Data is very important in artificial intelligence technology! This article will introduce to you three kinds of data sets in detail: training set, validation set, and test set.

It will also introduce how to reasonably divide the data into 3 types of data sets. Finally, I will introduce a way to make full use of limited data: cross-validation.

First use an inappropriate metaphor to illustrate the relationship between the three data sets:

• Training set is equivalent to learning knowledge in class
• The validation set is equivalent to the exercises after class to correct and strengthen the knowledge
• The test set is equivalent to the final exam, which is used to finally evaluate the learning effect

What is a training set?

The Training Dataset is used to train the model.

in"Understanding machine learning in one articleIn》 we introduced the 7 steps of machine learning. The Training Dataset is mainly used during the training phase.

What is a validation set?

When our model is trained, we don't know how well it performs. At this time, you can use the Validation Dataset to see how the model performs on the new data (the validation set and the test set are different data).At the same time, the model is in the best state by adjusting the hyperparameters.

The validation set has two main roles:

1. Evaluate model performance and serve to adjust hyperparameters
2. Adjust the hyperparameters to make the model perform best on the validation set

Description:

1. Unlike the training and test sets, the validation set is not required. If you do not need to adjust the hyperparameters, you can use the test set to evaluate the effect without using the validation set.
2. The effect evaluated by the validation set is not the final effect of the model, it is mainly used to adjust the hyperparameters. The final effect of the model is based on the evaluation result of the test set.

What is a test set?

After we have adjusted the hyperparameters, we will start the "final exam". We use Test Dataset for final evaluation.

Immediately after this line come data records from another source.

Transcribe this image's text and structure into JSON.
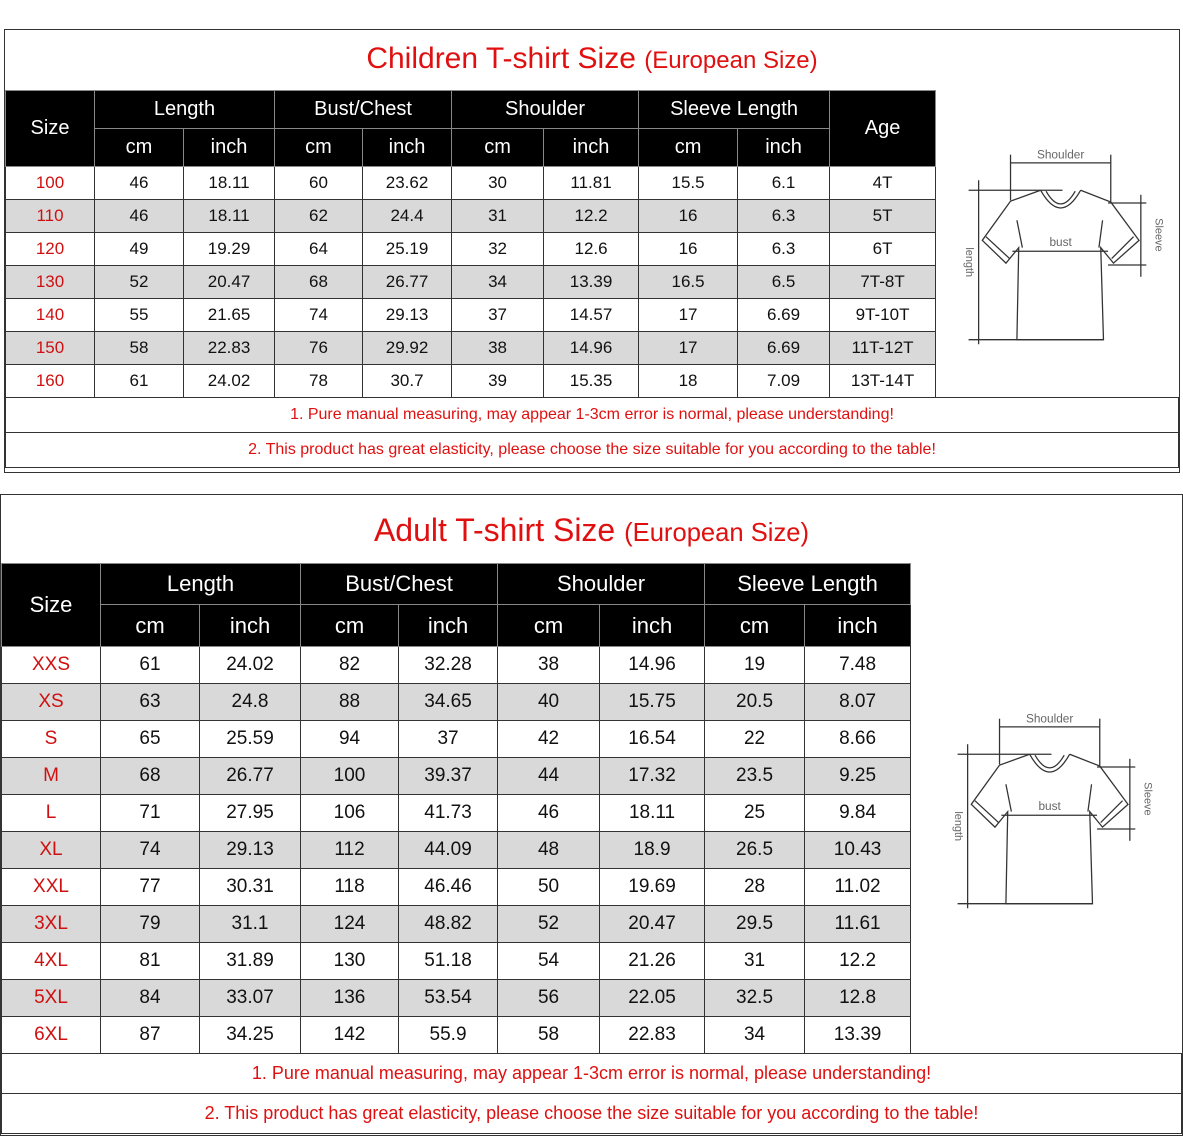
{
  "children": {
    "title": "Children T-shirt Size",
    "title_sub": "(European Size)",
    "headers": {
      "size": "Size",
      "length": "Length",
      "bust": "Bust/Chest",
      "shoulder": "Shoulder",
      "sleeve": "Sleeve Length",
      "age": "Age",
      "cm": "cm",
      "inch": "inch"
    },
    "rows": [
      [
        "100",
        "46",
        "18.11",
        "60",
        "23.62",
        "30",
        "11.81",
        "15.5",
        "6.1",
        "4T"
      ],
      [
        "110",
        "46",
        "18.11",
        "62",
        "24.4",
        "31",
        "12.2",
        "16",
        "6.3",
        "5T"
      ],
      [
        "120",
        "49",
        "19.29",
        "64",
        "25.19",
        "32",
        "12.6",
        "16",
        "6.3",
        "6T"
      ],
      [
        "130",
        "52",
        "20.47",
        "68",
        "26.77",
        "34",
        "13.39",
        "16.5",
        "6.5",
        "7T-8T"
      ],
      [
        "140",
        "55",
        "21.65",
        "74",
        "29.13",
        "37",
        "14.57",
        "17",
        "6.69",
        "9T-10T"
      ],
      [
        "150",
        "58",
        "22.83",
        "76",
        "29.92",
        "38",
        "14.96",
        "17",
        "6.69",
        "11T-12T"
      ],
      [
        "160",
        "61",
        "24.02",
        "78",
        "30.7",
        "39",
        "15.35",
        "18",
        "7.09",
        "13T-14T"
      ]
    ],
    "notes": [
      "1. Pure manual measuring, may appear 1-3cm error is normal, please understanding!",
      "2. This product has great elasticity, please choose the size suitable for you according to the table!"
    ]
  },
  "adult": {
    "title": "Adult T-shirt Size",
    "title_sub": "(European Size)",
    "headers": {
      "size": "Size",
      "length": "Length",
      "bust": "Bust/Chest",
      "shoulder": "Shoulder",
      "sleeve": "Sleeve Length",
      "cm": "cm",
      "inch": "inch"
    },
    "rows": [
      [
        "XXS",
        "61",
        "24.02",
        "82",
        "32.28",
        "38",
        "14.96",
        "19",
        "7.48"
      ],
      [
        "XS",
        "63",
        "24.8",
        "88",
        "34.65",
        "40",
        "15.75",
        "20.5",
        "8.07"
      ],
      [
        "S",
        "65",
        "25.59",
        "94",
        "37",
        "42",
        "16.54",
        "22",
        "8.66"
      ],
      [
        "M",
        "68",
        "26.77",
        "100",
        "39.37",
        "44",
        "17.32",
        "23.5",
        "9.25"
      ],
      [
        "L",
        "71",
        "27.95",
        "106",
        "41.73",
        "46",
        "18.11",
        "25",
        "9.84"
      ],
      [
        "XL",
        "74",
        "29.13",
        "112",
        "44.09",
        "48",
        "18.9",
        "26.5",
        "10.43"
      ],
      [
        "XXL",
        "77",
        "30.31",
        "118",
        "46.46",
        "50",
        "19.69",
        "28",
        "11.02"
      ],
      [
        "3XL",
        "79",
        "31.1",
        "124",
        "48.82",
        "52",
        "20.47",
        "29.5",
        "11.61"
      ],
      [
        "4XL",
        "81",
        "31.89",
        "130",
        "51.18",
        "54",
        "21.26",
        "31",
        "12.2"
      ],
      [
        "5XL",
        "84",
        "33.07",
        "136",
        "53.54",
        "56",
        "22.05",
        "32.5",
        "12.8"
      ],
      [
        "6XL",
        "87",
        "34.25",
        "142",
        "55.9",
        "58",
        "22.83",
        "34",
        "13.39"
      ]
    ],
    "notes": [
      "1. Pure manual measuring, may appear 1-3cm error is normal, please understanding!",
      "2. This product has great elasticity, please choose the size suitable for you according to the table!"
    ]
  },
  "diagram": {
    "shoulder": "Shoulder",
    "bust": "bust",
    "sleeve": "Sleeve",
    "length": "length"
  },
  "colors": {
    "accent_red": "#e01010",
    "header_bg": "#000000",
    "alt_row": "#d9d9d9"
  }
}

Through the evaluation of the test set, we will get some final evaluation indicators, such as: accuracy, precision, recall,F1and so on.

How to divide the data set reasonably?

The following data set partitioning methods are mainly for the "reserve method" verification method. In addition, there are other cross-validation methods. For details, see below-cross-validation method.

The method of data division is not clearly defined, but you can refer to 3 principles:

1. For small-scale sample sets (on the order of tens of thousands), commonly used allocation ratios are 60% training set, 20% validation set, and 20% test set.
2. For large-scale sample sets (more than one million levels), as long as the number of validation and test sets is sufficient, for example, there are 100w pieces of data, then leave the 1w verification set and the 1w test set. For 1000w data, 1w validation set and 1w test set are also retained.
3. The fewer hyperparameters, or the hyperparameters are easy to adjust, then the proportion of the validation set can be reduced and the more allocated to the training set.

Cross-validation

Why use cross-validation?

If we teach children to learn addition: 1 apple + 1 apple = 2 apples

When we test again, we will ask: 1 banana + 1 banana = how many bananas?

If the child knows "2 bananas" and it is no problem to change to something else, then we think that the child has learned the knowledge point of "1 + 1 = 2".

When evaluating whether a model has learned "a certain skill", it also needs to be evaluated with new data instead of using data from the training set. This completely different verification method for the "training set" and "test set" is the cross-validation method.

3 mainstream cross-validation methods

Holdout cross validation

As mentioned above, the data set is fixed at a fixed scalestillDivided into training set, validation set, test set. The way is to set aside the law.

Leave one out cross validation

Each test set has only one sample, and m trainings and predictions are performed. This method uses only one sample less for training than the overall data set, so it is closest to the distribution of the original sample. But the training complexity increases because the number of models is the same as the number of original data samples. Generally used when data is scarce.

k-fold cross validation

The static "save-out method" is more sensitive to the division of data, and it is possible that different models have been obtained for different divisions. K-fold cross-validation is a dynamic verification method that can reduce the impact of data partitioning. Specific steps are as follows:

1. Divide the data set into a training set and a test set, and set the test set aside
2. Divide the training set into k shares
3. Use 1 of the k copies each time as the validation set, and the rest as the training set.
4. After k trainings, we got k different models.
5. Evaluate the effects of k models and select the best hyperparameters
6. Use the optimal hyperparameters, and then retrain the model using all k data as the training set to get the final model.

k is usually 10 When the amount of data is small, k can be set larger, so that the training set accounts for a larger proportion, but the number of models trained at the same time also increases. When the amount of data is large, k can be set smaller.